In order to avoid confusions regarding the role of risk factors, we dichotomized the sample group merely in “smokers” and “nonsmokers”, without entering in details regarding the severity of tobacco smoking as a phenomenon. Such a severity must, for sure, play an important role in the genesis of the lung cancer; therefore it cannot be underemphasized. In fact, the definition of “nonsmokers”, “light smokers”, and “heavy smokers” are another subject of controversy; nonprofessional sources consider a light smoker as a person smoking less than five cigarettes per day, in confront to a “heavy” consumer, with more than twenty cigarettes (one pack) daily [15]. There are authors that have made much more meticulous separations of smokers in subgroups, such as “nonsmokers”, “heavy smokers”, “3-month quitters”, “6-month quitters”, “12-month quitters”, and “long-term quitters” [16]. A “heavy smoker index” has been proposed and applied in different studies [17]. Obviously, the scope of our study was more limited, and we merely divided patients into smokers and nonsmokers.

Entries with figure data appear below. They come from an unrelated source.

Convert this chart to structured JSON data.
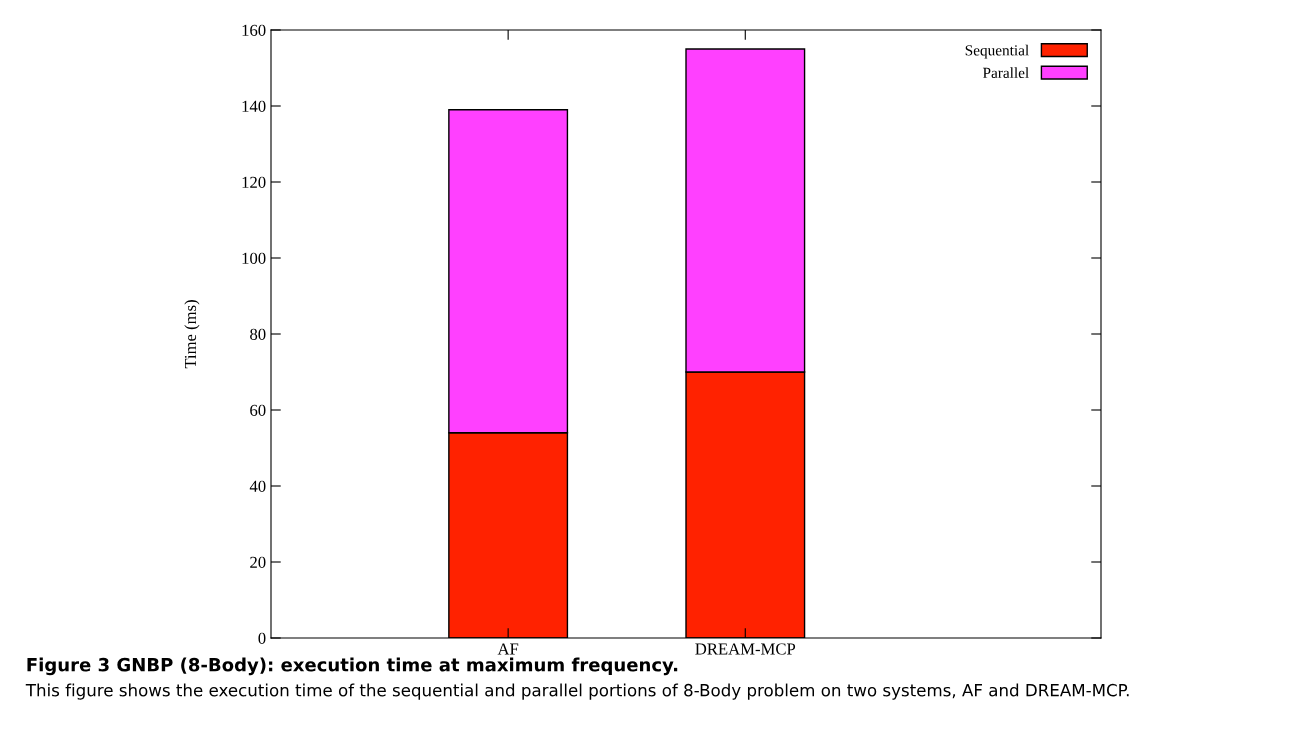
{
  "chart_data": {
    "type": "bar",
    "stacked": true,
    "title": "Figure 3 GNBP (8-Body): execution time at maximum frequency.",
    "annotations": [
      "This figure shows the execution time of the sequential and parallel portions of 8-Body problem on two systems, AF and DREAM-MCP."
    ],
    "ylabel": "Time (ms)",
    "categories": [
      "AF",
      "DREAM-MCP"
    ],
    "series": [
      {
        "name": "Sequential",
        "color": "#ff2200",
        "values": [
          54,
          70
        ]
      },
      {
        "name": "Parallel",
        "color": "#ff40ff",
        "values": [
          85,
          85
        ]
      }
    ],
    "ylim": [
      0,
      160
    ],
    "yticks": [
      0,
      20,
      40,
      60,
      80,
      100,
      120,
      140,
      160
    ],
    "legend": "top right",
    "grid": false
  }
}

From the data we gathered and the results presented herein, it is an impressive finding of a majority of “nonsmokers” suffering from lung cancer (48 out of 54 patients in the present sample, i.e., 89%). The question of secondary, second hand, or passive smoking will come out surely under these circumstances, and several sources have detailed the issue [18, 19]. In an obvious desperate attempt to control smoking in public environments, Albanian government passed an ad hoc bill, on November 2006, which forecasted severe fines applied to smokers; such fines in fact were never collected [20]. The law was stigmatized as the “forgotten law” from the media; but it is not excluded that other legislative or judicial acts might follow in the next future, since the era of litigation aiming to restrict tobacco exposure is surely arrived [21]. Hereby passive smokers and claims of liabilities related to health damages provoked to them are continuously upheld, especially in particular settings such as working places and so forth [22].

Another very important finding was the KPS, with Karnofsky scale scoring “high” in 59% of the cases. Such a good performance should have played some role in delaying the diagnosis, for we had on the other side, a very important number of cases staging at the fourth stage (TNM), with exactly 66% of the patients at the most advanced stage in the moment of diagnosis. Regarding the KPS we grouped the scores under the denominations of “low” when such a score was 10–40; “medium” when the score was 50–70 and “high” for the scores 80–100, such a grouping of scores has been applied from other sources as well [23, 24].

5. Conclusion

The present study, while confirming the general medical concern regarding a possible increasing trend of lung cancer among Albanian women, raises two important issues. First, the fact that second-hand smoking role has to be scrutinized seriously and measured to be applied, when dealing with a majority of female lung cancer patients that self-referred as “nonsmokers”. Second, the fact that a large number of newly diagnosed lung cancer patients were already in advanced TNM stages albeit the performance status (KPS) was generally high requires a thorough revision of preventive medical policies and diagnostic procedures at the primary level of medical care that are obviously lacking the ability to early diagnose a potentially lethal disease.

Since the initial clinical signs of this malignant disease are far from being specific or pathognomonic, guidelines for early referral and investigation are proposed and applied, with meaningful results [25]. This study tries to clarify some of the factors that have concerned Albanian clinicians recently regarding the trend of lung cancer among females. Albeit the sample is relatively small and the time length of the study is short, it is worth mentioning that parallel studies are difficult to find; paucity of sources has made comparative international conclusions, with Albania mentioned, rarely, if ever [26].